Scocca

What Does the New York Times Have Against David Paterson?

New York’s governor, David Paterson, is an enigma , the New York Times reported over the weekend:

[A]ccording to many people who deal with Mr. Paterson, it’s not always clear when he might be intentionally lying and when he is just saying wrong things. Or doing something that, by his reckoning, is neither lying nor telling the truth.  

“[C]onfusion,” the Times wrote, “appears to follow him around.”

Indeed it does, at least where the Times is involved. Nothing in the accompanying litany of Paterson’s troubles and contradictions—both before and after he took over the governor’s office from the disgraced Eliot Spitzer—explains exactly why the newspaper of record devoted two reporters and 23 paragraphs to calling him a liar.

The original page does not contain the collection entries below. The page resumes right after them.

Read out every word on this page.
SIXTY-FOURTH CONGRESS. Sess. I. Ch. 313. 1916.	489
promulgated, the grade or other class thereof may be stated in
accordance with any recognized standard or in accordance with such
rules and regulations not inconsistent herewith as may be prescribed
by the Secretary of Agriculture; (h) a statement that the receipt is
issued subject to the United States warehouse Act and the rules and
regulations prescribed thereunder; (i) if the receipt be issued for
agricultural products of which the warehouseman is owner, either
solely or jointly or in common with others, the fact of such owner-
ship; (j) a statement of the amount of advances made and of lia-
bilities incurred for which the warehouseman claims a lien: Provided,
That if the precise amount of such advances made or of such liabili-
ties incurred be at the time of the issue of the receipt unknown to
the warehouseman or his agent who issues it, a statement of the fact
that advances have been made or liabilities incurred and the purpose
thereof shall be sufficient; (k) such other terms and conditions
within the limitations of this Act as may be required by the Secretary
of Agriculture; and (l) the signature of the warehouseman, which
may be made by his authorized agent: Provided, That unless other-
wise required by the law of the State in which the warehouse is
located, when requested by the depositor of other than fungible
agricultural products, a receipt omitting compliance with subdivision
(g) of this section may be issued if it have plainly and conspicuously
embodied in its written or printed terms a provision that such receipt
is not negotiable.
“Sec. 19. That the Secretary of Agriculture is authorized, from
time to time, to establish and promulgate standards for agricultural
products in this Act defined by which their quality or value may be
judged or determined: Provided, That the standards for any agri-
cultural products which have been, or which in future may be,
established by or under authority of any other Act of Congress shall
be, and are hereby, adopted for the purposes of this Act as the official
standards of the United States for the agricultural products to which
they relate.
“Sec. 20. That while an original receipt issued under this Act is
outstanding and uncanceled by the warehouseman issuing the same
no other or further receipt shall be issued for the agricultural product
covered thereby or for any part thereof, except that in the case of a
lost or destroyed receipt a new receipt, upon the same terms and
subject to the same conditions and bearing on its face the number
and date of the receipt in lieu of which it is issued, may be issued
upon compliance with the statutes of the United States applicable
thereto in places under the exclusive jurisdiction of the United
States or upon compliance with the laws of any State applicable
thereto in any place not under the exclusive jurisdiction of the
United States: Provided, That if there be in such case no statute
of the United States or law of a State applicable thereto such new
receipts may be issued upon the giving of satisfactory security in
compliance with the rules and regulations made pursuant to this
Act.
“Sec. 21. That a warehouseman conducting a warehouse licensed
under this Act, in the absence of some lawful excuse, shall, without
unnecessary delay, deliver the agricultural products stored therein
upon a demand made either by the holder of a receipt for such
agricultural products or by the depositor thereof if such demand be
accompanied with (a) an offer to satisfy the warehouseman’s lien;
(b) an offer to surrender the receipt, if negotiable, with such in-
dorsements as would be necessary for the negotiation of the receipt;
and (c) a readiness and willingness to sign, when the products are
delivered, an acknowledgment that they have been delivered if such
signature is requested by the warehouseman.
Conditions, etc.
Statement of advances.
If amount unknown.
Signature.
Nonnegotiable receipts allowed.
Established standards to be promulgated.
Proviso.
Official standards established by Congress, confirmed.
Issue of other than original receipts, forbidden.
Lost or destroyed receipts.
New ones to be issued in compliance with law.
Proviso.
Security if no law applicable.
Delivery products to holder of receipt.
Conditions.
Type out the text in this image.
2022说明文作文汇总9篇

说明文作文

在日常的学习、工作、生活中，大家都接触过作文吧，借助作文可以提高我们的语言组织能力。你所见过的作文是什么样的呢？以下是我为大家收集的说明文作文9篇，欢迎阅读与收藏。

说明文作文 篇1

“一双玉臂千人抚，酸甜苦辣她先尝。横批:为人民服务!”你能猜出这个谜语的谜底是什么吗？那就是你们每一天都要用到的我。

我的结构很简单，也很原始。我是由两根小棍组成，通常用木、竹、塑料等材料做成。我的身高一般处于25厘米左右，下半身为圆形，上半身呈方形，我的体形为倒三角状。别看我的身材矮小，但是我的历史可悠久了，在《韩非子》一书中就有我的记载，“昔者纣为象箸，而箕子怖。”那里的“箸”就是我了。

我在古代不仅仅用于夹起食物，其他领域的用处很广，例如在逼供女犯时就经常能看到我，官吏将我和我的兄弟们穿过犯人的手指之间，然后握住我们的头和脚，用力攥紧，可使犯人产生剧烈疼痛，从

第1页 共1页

The ostensible occasion for the piece is Paterson’s muddled testimony in the inquiry into how the governor got tickets to one World Series game, a relatively penny-ante scandal that the Times has been covering intently. On that front, the Times reported:

an independent counsel asked the Albany County district attorney to determine whether Mr. Paterson intentionally lied to investigators about paying for baseball tickets, something that could lead to the governor being charged with perjury.

So the governor appears to be something like four verbs and a fairly important adverb away from being in genuine legal trouble. As career-ruining situations go, it’s not exactly as red-hot as a politician denouncing the sex trade by day and hiring prostitutes by night.

But the ticket scandal doesn’t seem to have been the real point of the story. The real point of the story is…well, the point is that the Times is writing a story like this. As with the last big Paterson investigation, which had to do with a domestic-violence case involving one of his favorite aides, the specifics are elusive. The NYTPicker blog has been hammering away on that one , pointing out the hollow space where an allegation of actual misconduct should go.

The new Patterson-is-a-liar story returns to that case, rehashes the year-old story of how aides couldn’t raise him on the phone after a plane crashed in Buffalo, and goes all the way back to 2005 to tell the story of how Paterson, as state Senate minority leader, gave two different candidates who were competing for a minor judgeship the impression he would endorse them.

“He says what he thinks people want to hear — that’s just how he operates,” said someone who has known Mr. Paterson for years. 

A politician? Sometimes tells different things to different people? How has this man not already been impeached?

This is not a news story. As with all the Times’ coverage of the accidental governor , it’s a gesture. It is implying that if the Times could only go ahead and tell what it really knows about Paterson, he would be finished.

Why can’t the Times say why it’s out for the governor’s scalp? By now, the accumulated pseudo-scandals aren’t undermining Paterson’s credibility. They’re undermining the Times’.